Step 2: Zoom In on the Details (Filtered Retrieval): The system sees that Article VII, Section 2 is the place to be. It then performs a second, targeted retrieval to pull all the detailed "Content" chunks from that specific section. This is how it finds the crucial "Transaction Restrictions Table" that a simple search would have missed.
Step 3: Synthesize the Answer: Finally, it hands all this rich, interconnected context—both the high-level summary and the specific rules—to the LLM (GPT-4o-mini) with a strict prompt: "You are an expert. Use only this context. Explain it simply and cite your sources."
This "map-then-zoom" approach ensures the AI has the complete picture, allowing it to connect a definition in one place to its consequences listed ten pages later, just like a lawyer would.

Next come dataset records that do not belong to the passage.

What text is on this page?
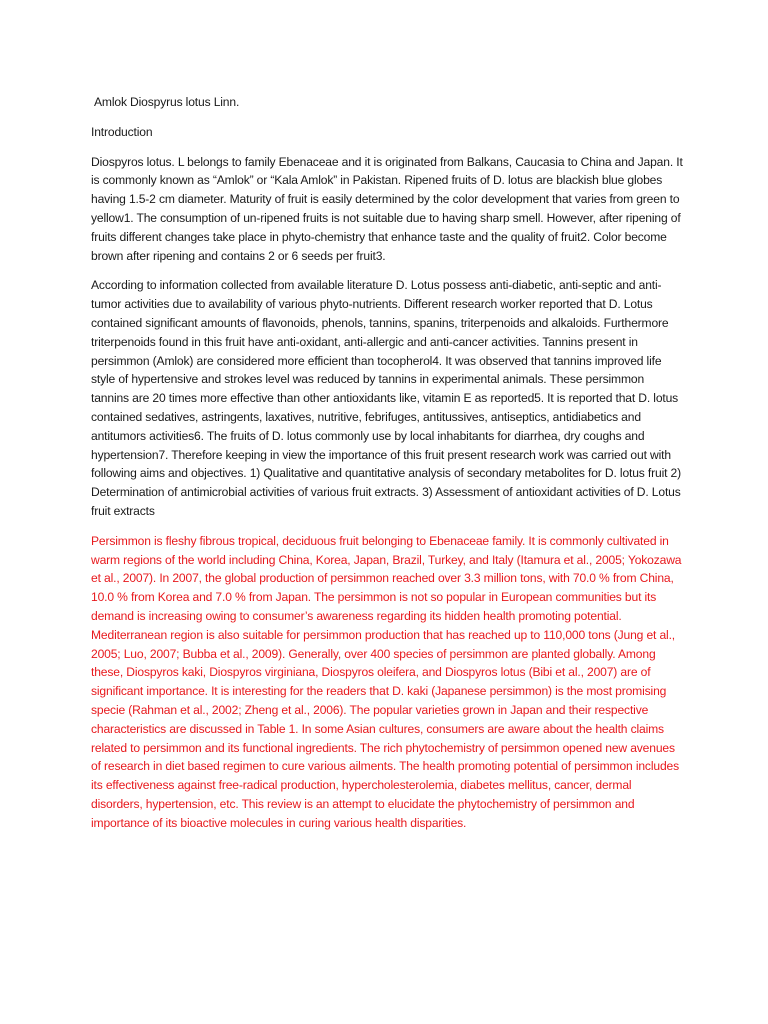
Amlok Diospyrus lotus Linn.
Introduction

Diospyros lotus. L belongs to family Ebenaceae and it is originated from Balkans, Caucasia to China and Japan. It is commonly known as “Amlok” or “Kala Amlok” in Pakistan. Ripened fruits of D. lotus are blackish blue globes having 1.5-2 cm diameter. Maturity of fruit is easily determined by the color development that varies from green to yellow1. The consumption of un-ripened fruits is not suitable due to having sharp smell. However, after ripening of fruits different changes take place in phyto-chemistry that enhance taste and the quality of fruit2. Color become brown after ripening and contains 2 or 6 seeds per fruit3.

According to information collected from available literature D. Lotus possess anti-diabetic, anti-septic and anti-tumor activities due to availability of various phyto-nutrients. Different research worker reported that D. Lotus contained significant amounts of flavonoids, phenols, tannins, spanins, triterpenoids and alkaloids. Furthermore triterpenoids found in this fruit have anti-oxidant, anti-allergic and anti-cancer activities. Tannins present in persimmon (Amlok) are considered more efficient than tocopherol4. It was observed that tannins improved life style of hypertensive and strokes level was reduced by tannins in experimental animals. These persimmon tannins are 20 times more effective than other antioxidants like, vitamin E as reported5. It is reported that D. lotus contained sedatives, astringents, laxatives, nutritive, febrifuges, antitussives, antiseptics, antidiabetics and antitumors activities6. The fruits of D. lotus commonly use by local inhabitants for diarrhea, dry coughs and hypertension7. Therefore keeping in view the importance of this fruit present research work was carried out with following aims and objectives. 1) Qualitative and quantitative analysis of secondary metabolites for D. lotus fruit 2) Determination of antimicrobial activities of various fruit extracts. 3) Assessment of antioxidant activities of D. Lotus fruit extracts

Persimmon is fleshy fibrous tropical, deciduous fruit belonging to Ebenaceae family. It is commonly cultivated in warm regions of the world including China, Korea, Japan, Brazil, Turkey, and Italy (Itamura et al., 2005; Yokozawa et al., 2007). In 2007, the global production of persimmon reached over 3.3 million tons, with 70.0 % from China, 10.0 % from Korea and 7.0 % from Japan. The persimmon is not so popular in European communities but its demand is increasing owing to consumer’s awareness regarding its hidden health promoting potential. Mediterranean region is also suitable for persimmon production that has reached up to 110,000 tons (Jung et al., 2005; Luo, 2007; Bubba et al., 2009). Generally, over 400 species of persimmon are planted globally. Among these, Diospyros kaki, Diospyros virginiana, Diospyros oleifera, and Diospyros lotus (Bibi et al., 2007) are of significant importance. It is interesting for the readers that D. kaki (Japanese persimmon) is the most promising specie (Rahman et al., 2002; Zheng et al., 2006). The popular varieties grown in Japan and their respective characteristics are discussed in Table 1. In some Asian cultures, consumers are aware about the health claims related to persimmon and its functional ingredients. The rich phytochemistry of persimmon opened new avenues of research in diet based regimen to cure various ailments. The health promoting potential of persimmon includes its effectiveness against free-radical production, hypercholesterolemia, diabetes mellitus, cancer, dermal disorders, hypertension, etc. This review is an attempt to elucidate the phytochemistry of persimmon and importance of its bioactive molecules in curing various health disparities.
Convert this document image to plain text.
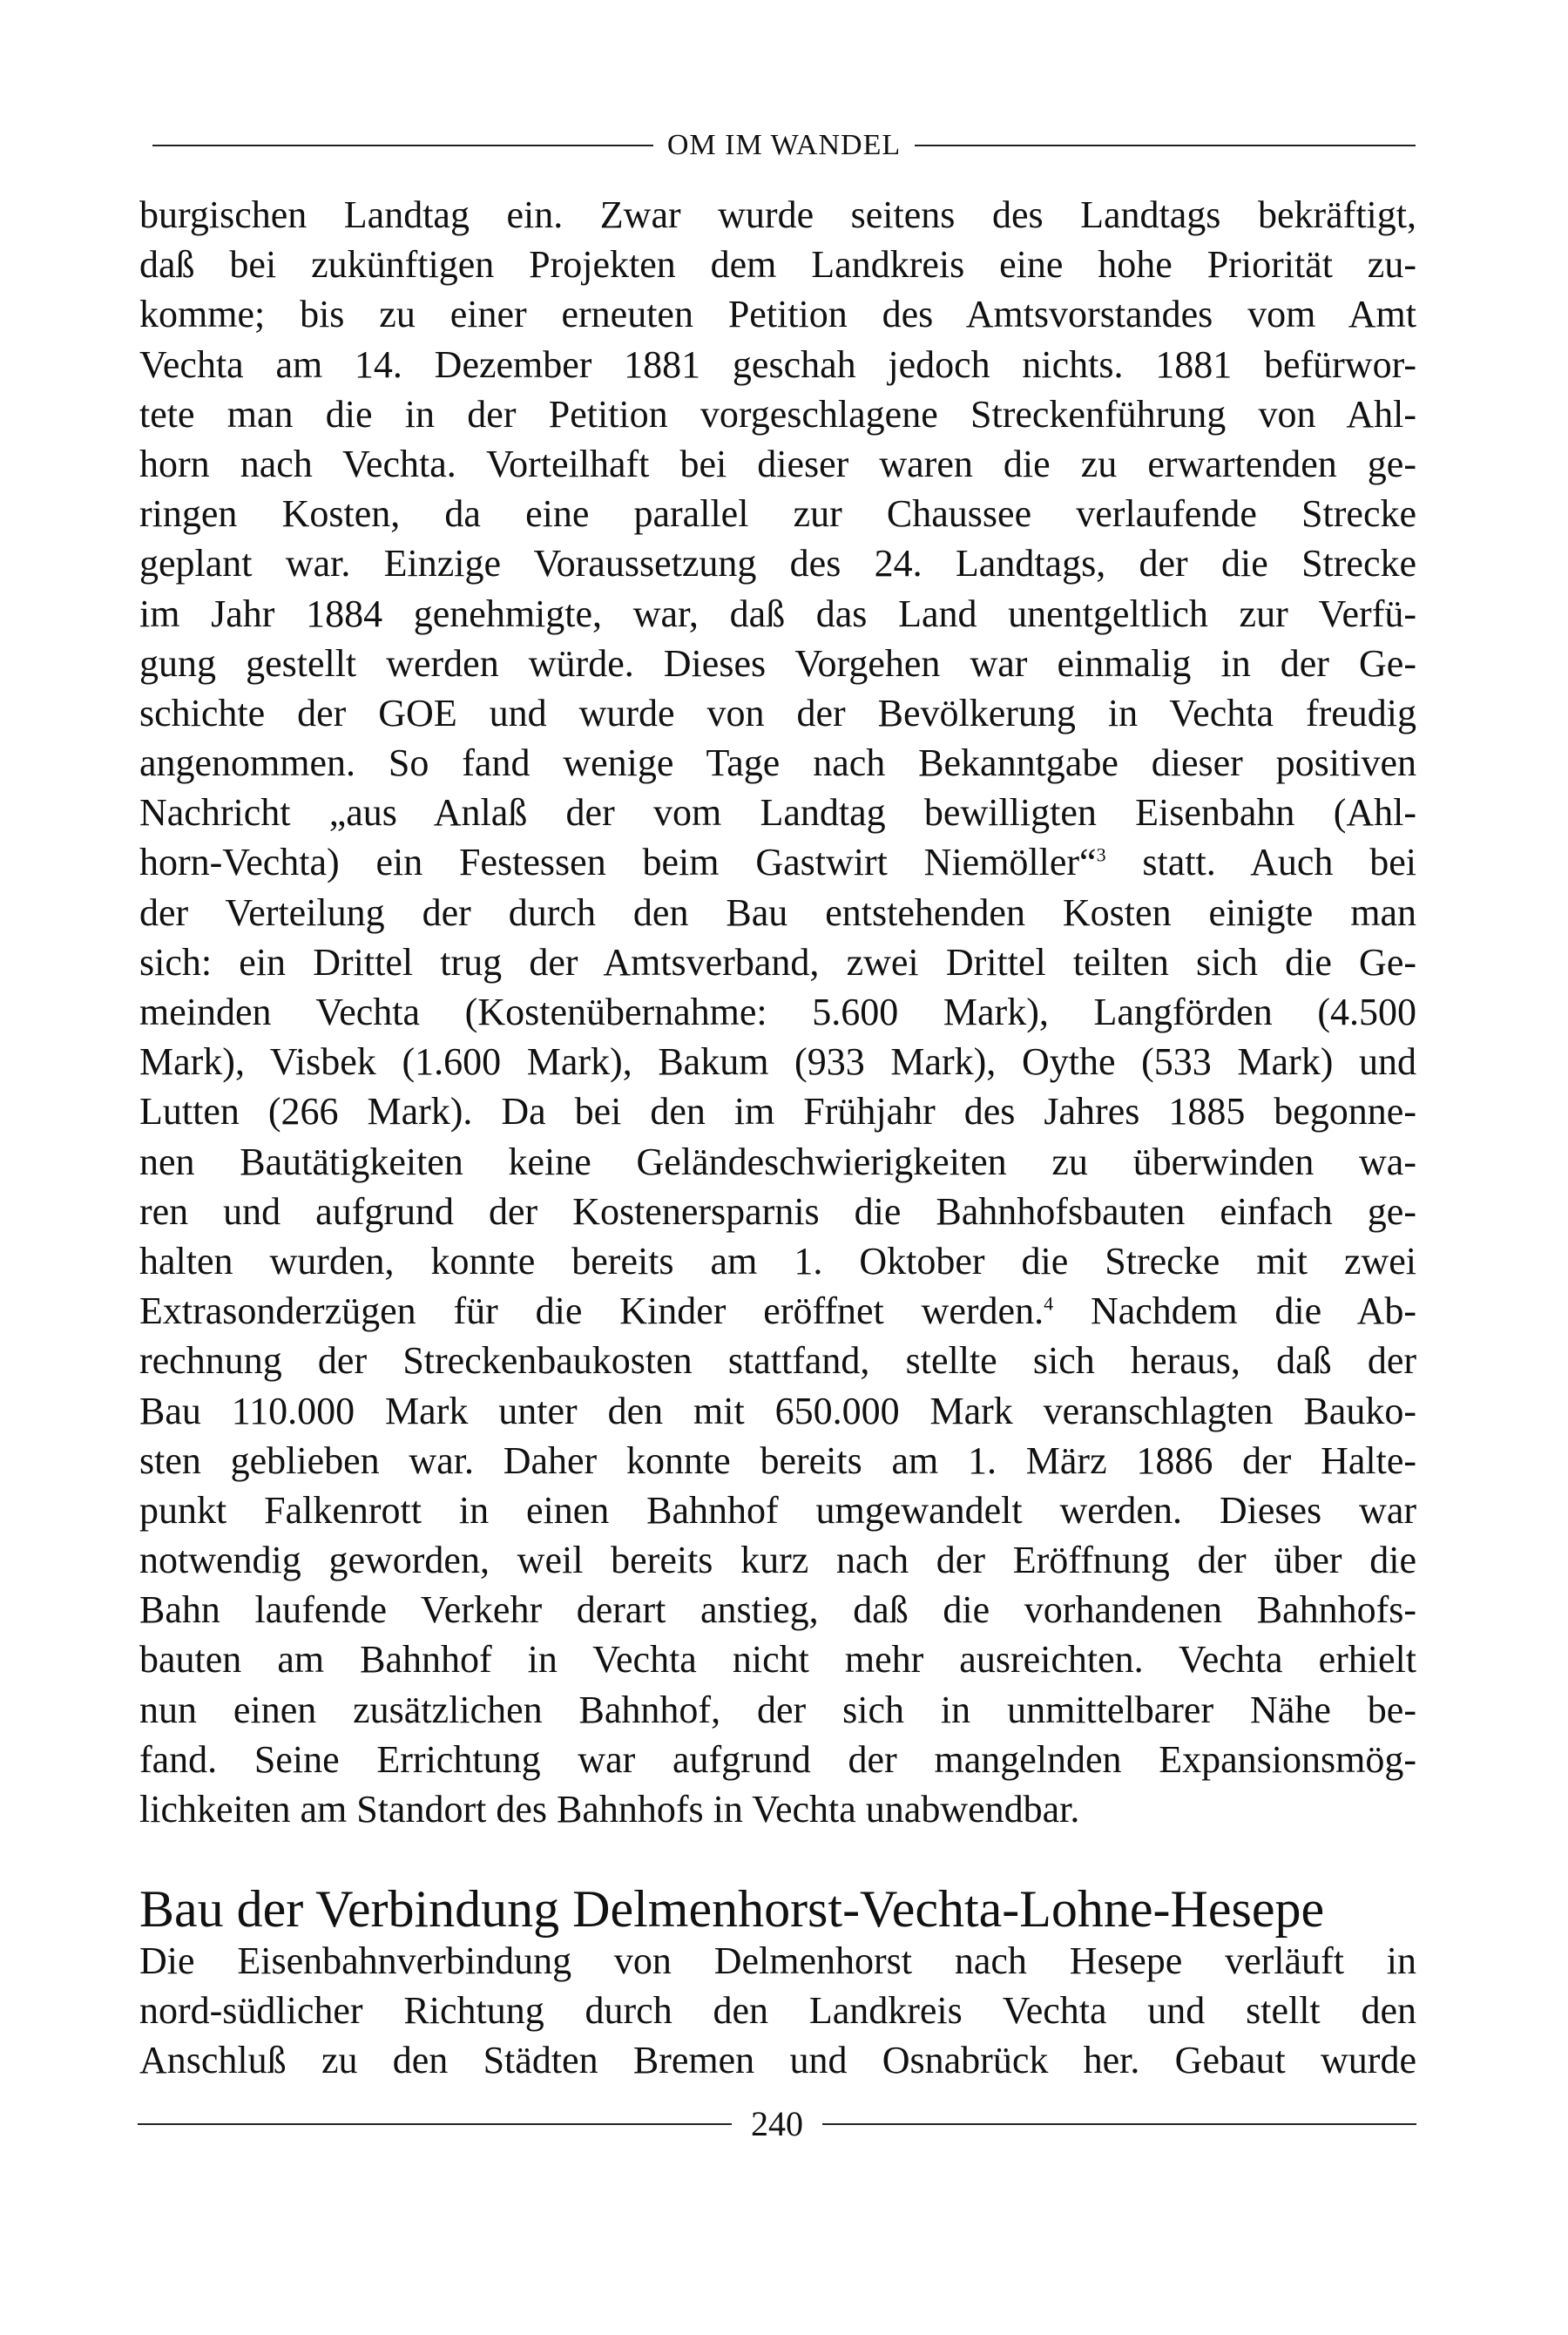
OM IM WANDEL
burgischen Landtag ein. Zwar wurde seitens des Landtags bekräftigt,
daß bei zukünftigen Projekten dem Landkreis eine hohe Priorität zu-
komme; bis zu einer erneuten Petition des Amtsvorstandes vom Amt
Vechta am 14. Dezember 1881 geschah jedoch nichts. 1881 befürwor-
tete man die in der Petition vorgeschlagene Streckenführung von Ahl-
horn nach Vechta. Vorteilhaft bei dieser waren die zu erwartenden ge-
ringen Kosten, da eine parallel zur Chaussee verlaufende Strecke
geplant war. Einzige Voraussetzung des 24. Landtags, der die Strecke
im Jahr 1884 genehmigte, war, daß das Land unentgeltlich zur Verfü-
gung gestellt werden würde. Dieses Vorgehen war einmalig in der Ge-
schichte der GOE und wurde von der Bevölkerung in Vechta freudig
angenommen. So fand wenige Tage nach Bekanntgabe dieser positiven
Nachricht „aus Anlaß der vom Landtag bewilligten Eisenbahn (Ahl-
horn-Vechta) ein Festessen beim Gastwirt Niemöller“$^3$ statt. Auch bei
der Verteilung der durch den Bau entstehenden Kosten einigte man
sich: ein Drittel trug der Amtsverband, zwei Drittel teilten sich die Ge-
meinden Vechta (Kostenübernahme: 5.600 Mark), Langförden (4.500
Mark), Visbek (1.600 Mark), Bakum (933 Mark), Oythe (533 Mark) und
Lutten (266 Mark). Da bei den im Frühjahr des Jahres 1885 begonne-
nen Bautätigkeiten keine Geländeschwierigkeiten zu überwinden wa-
ren und aufgrund der Kostenersparnis die Bahnhofsbauten einfach ge-
halten wurden, konnte bereits am 1. Oktober die Strecke mit zwei
Extrasonderzügen für die Kinder eröffnet werden.$^4$ Nachdem die Ab-
rechnung der Streckenbaukosten stattfand, stellte sich heraus, daß der
Bau 110.000 Mark unter den mit 650.000 Mark veranschlagten Bauko-
sten geblieben war. Daher konnte bereits am 1. März 1886 der Halte-
punkt Falkenrott in einen Bahnhof umgewandelt werden. Dieses war
notwendig geworden, weil bereits kurz nach der Eröffnung der über die
Bahn laufende Verkehr derart anstieg, daß die vorhandenen Bahnhofs-
bauten am Bahnhof in Vechta nicht mehr ausreichten. Vechta erhielt
nun einen zusätzlichen Bahnhof, der sich in unmittelbarer Nähe be-
fand. Seine Errichtung war aufgrund der mangelnden Expansionsmög-
lichkeiten am Standort des Bahnhofs in Vechta unabwendbar.
Bau der Verbindung Delmenhorst-Vechta-Lohne-Hesepe
Die Eisenbahnverbindung von Delmenhorst nach Hesepe verläuft in
nord-südlicher Richtung durch den Landkreis Vechta und stellt den
Anschluß zu den Städten Bremen und Osnabrück her. Gebaut wurde
240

The Future: From CBA Expert to Team-Specific GM Co-Pilot
This v1 is the foundation. It has mastered the text of the CBA. The real fun starts now. With this robust system in place, I can begin integrating real-world data to answer questions that fans, agents, and front offices actually grapple with every day:
Team-Specific Context: By feeding it real-time salary cap data from sources like Spotrac, I can ask: "Given the Knicks' current payroll, can they use the full Non-Taxpayer Mid-Level Exception without crossing the first apron?"
Player Contract Analysis: By integrating player contract details, I can ask: "If Austin Reaves opts out of his current deal, what would the Lakers' qualifying offer have to be to make him a Restricted Free Agent?"
Dynamic "What If" Scenarios: The ultimate goal. An agent that can answer complex, multi-step questions like: "The Warriors are over the second apron. If they trade Draymond Green's expiring contract for a player making $15 million, what team-building tools do they lose access to for the rest of the season?"
The v1 proves I can make an AI understand the rules of the game. The next versions will teach it how to play.